La mañana había sido caótica en todos los sentidos. Fui a las oficinas gubernamentales para renovar mi residencia en Italia y por tercera vez consecutiva la burocracia romana me había jugado una mala pasada: las máquinas habían fallado y no pude hacer los trámites necesarios.
De mala gana y sin tener otra cosa que perder, acompañé a la farmacia al sacerdote que había venido conmigo, dado que tenía que hacer los pagos del mes que el seminario hace. Como tenía que rezar aún mi breviario, le dije que le esperaría fuera. Y ahí fue cuando todo sucedió...
A los cinco minutos en que empezaba a elevar mis plegarias, un señor de unos cuarenta años aproximadamente se plantó a la entrada de la farmacia. Parecía indeciso e inquieto.

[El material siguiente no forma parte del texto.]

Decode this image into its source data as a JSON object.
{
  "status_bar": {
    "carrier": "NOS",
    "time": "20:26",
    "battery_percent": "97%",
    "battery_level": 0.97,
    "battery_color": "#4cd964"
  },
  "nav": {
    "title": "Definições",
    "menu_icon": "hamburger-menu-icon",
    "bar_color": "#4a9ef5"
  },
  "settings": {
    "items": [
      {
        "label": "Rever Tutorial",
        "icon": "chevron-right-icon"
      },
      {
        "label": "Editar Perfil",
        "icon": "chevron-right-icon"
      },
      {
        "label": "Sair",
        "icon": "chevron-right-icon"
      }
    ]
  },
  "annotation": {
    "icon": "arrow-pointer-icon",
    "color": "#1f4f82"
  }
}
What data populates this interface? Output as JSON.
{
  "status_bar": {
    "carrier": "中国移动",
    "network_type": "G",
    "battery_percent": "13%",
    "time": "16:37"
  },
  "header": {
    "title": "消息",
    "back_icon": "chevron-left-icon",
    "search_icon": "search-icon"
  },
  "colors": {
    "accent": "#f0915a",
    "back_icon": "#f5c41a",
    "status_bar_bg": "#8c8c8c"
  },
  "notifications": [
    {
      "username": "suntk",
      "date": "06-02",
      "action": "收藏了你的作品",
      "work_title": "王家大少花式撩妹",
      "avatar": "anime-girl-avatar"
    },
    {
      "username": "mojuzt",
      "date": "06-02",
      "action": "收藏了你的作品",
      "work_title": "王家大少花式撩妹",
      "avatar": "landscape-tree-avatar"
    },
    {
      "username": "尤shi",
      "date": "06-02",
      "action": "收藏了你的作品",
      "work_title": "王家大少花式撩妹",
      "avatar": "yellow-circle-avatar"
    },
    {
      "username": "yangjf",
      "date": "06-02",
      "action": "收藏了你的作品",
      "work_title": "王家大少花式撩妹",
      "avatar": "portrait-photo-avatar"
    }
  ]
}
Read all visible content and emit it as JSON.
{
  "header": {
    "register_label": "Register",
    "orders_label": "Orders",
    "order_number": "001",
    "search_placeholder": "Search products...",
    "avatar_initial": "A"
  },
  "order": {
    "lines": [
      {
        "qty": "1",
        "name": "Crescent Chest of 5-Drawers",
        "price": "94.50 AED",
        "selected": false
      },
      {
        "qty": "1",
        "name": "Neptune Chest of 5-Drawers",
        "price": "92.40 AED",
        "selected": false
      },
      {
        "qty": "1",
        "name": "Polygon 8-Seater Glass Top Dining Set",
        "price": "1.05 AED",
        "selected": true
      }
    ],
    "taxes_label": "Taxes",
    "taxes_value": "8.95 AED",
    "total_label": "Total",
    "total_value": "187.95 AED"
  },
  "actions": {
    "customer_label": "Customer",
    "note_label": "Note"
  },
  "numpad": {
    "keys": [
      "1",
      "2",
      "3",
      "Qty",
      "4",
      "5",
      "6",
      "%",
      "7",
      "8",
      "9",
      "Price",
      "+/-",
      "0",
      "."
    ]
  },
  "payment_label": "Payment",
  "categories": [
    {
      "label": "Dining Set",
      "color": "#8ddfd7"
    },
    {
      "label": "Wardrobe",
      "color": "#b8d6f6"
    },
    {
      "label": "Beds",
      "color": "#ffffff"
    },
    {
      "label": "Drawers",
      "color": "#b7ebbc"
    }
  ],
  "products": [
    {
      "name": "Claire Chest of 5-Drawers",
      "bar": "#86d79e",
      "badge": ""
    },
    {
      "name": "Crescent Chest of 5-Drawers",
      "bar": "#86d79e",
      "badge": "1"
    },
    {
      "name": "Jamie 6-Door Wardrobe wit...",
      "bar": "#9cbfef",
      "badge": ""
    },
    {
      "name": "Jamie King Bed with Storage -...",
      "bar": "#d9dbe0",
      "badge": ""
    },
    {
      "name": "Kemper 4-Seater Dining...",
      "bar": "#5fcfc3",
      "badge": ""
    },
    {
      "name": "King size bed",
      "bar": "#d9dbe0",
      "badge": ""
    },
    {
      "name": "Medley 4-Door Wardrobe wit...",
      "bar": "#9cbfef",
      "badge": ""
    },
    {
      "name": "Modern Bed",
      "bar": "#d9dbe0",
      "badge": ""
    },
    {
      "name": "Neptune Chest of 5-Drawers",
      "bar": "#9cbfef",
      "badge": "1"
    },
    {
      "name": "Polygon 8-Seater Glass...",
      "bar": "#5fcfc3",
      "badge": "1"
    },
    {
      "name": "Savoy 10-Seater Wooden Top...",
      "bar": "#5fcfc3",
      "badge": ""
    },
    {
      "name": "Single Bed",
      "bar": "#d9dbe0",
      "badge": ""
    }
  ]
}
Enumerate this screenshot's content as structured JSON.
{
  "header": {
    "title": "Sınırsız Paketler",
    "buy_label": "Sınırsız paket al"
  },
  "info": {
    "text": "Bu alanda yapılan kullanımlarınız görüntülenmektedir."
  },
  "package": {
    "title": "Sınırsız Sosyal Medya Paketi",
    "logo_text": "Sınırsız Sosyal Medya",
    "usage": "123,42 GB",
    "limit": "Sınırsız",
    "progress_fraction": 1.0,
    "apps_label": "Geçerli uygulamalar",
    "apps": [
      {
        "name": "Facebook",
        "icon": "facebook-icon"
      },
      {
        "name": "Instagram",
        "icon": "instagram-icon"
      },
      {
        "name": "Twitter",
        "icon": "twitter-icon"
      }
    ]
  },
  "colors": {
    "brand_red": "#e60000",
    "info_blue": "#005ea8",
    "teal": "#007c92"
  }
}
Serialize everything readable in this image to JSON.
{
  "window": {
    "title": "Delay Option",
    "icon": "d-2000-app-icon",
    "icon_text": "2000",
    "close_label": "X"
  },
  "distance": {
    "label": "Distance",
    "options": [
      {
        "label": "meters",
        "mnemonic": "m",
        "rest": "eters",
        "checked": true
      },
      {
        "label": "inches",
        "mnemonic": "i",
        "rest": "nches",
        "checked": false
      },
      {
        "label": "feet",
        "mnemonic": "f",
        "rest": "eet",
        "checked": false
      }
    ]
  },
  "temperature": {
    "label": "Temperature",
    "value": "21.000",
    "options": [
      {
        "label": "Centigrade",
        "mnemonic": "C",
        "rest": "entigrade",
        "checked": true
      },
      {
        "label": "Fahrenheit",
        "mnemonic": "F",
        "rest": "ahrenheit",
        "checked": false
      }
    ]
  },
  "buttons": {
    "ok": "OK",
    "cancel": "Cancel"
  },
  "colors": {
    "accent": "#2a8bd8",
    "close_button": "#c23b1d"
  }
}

Nunca puso pie dentro del edificio, pero su mirada se paseaba ansiosa por el interior. De pronto, y como si le hubiese picado algo, se separó del recinto y empezó a pasearse a unos veinte pasos a la derecha con aire agitado.
Sí, me distraje un poco en mis oraciones, pero es que me intrigaba la actitud del señor. ¿Qué le pasaba? ¿Estaba loco? ¿Quería tal vez robar algo o simplemente esperaba a su esposa que se tardaba más de la cuenta dentro? Sin necesidad de ir a preguntarle yo mismo qué hacía, pronto una presencia resolvió mis dudas.
De la farmacia salió otro señor de la misma edad aproximadamente. Iba con varias bolsas de plástico en cada mano y, con una sonrisa pintada en la cara, se acercó al que, inquietante, le había estado esperando. Ante mis ojos se desarrolló este emocionante diálogo:
- Aquí está lo que necesitas, Francesco. Si necesitas algo más, no dudes en decírmelo.
- Mil gracias. No sé qué haría sin ti... Cuando pueda te lo pagaré: déjame que salga de esta crisis.
- Venga, no te preocupes. Ve con María y con tus hijos. Ellos son los que lo necesitan.
Volviendo a agradecer a su bienhechor, Francesco salió corriendo calle arriba.
Una vez que se perdió de vista, el caritativo farmaceuta se percató de mi presencia. Me sonrió y, encogiéndose de hombros, entró de nuevo a la farmacia.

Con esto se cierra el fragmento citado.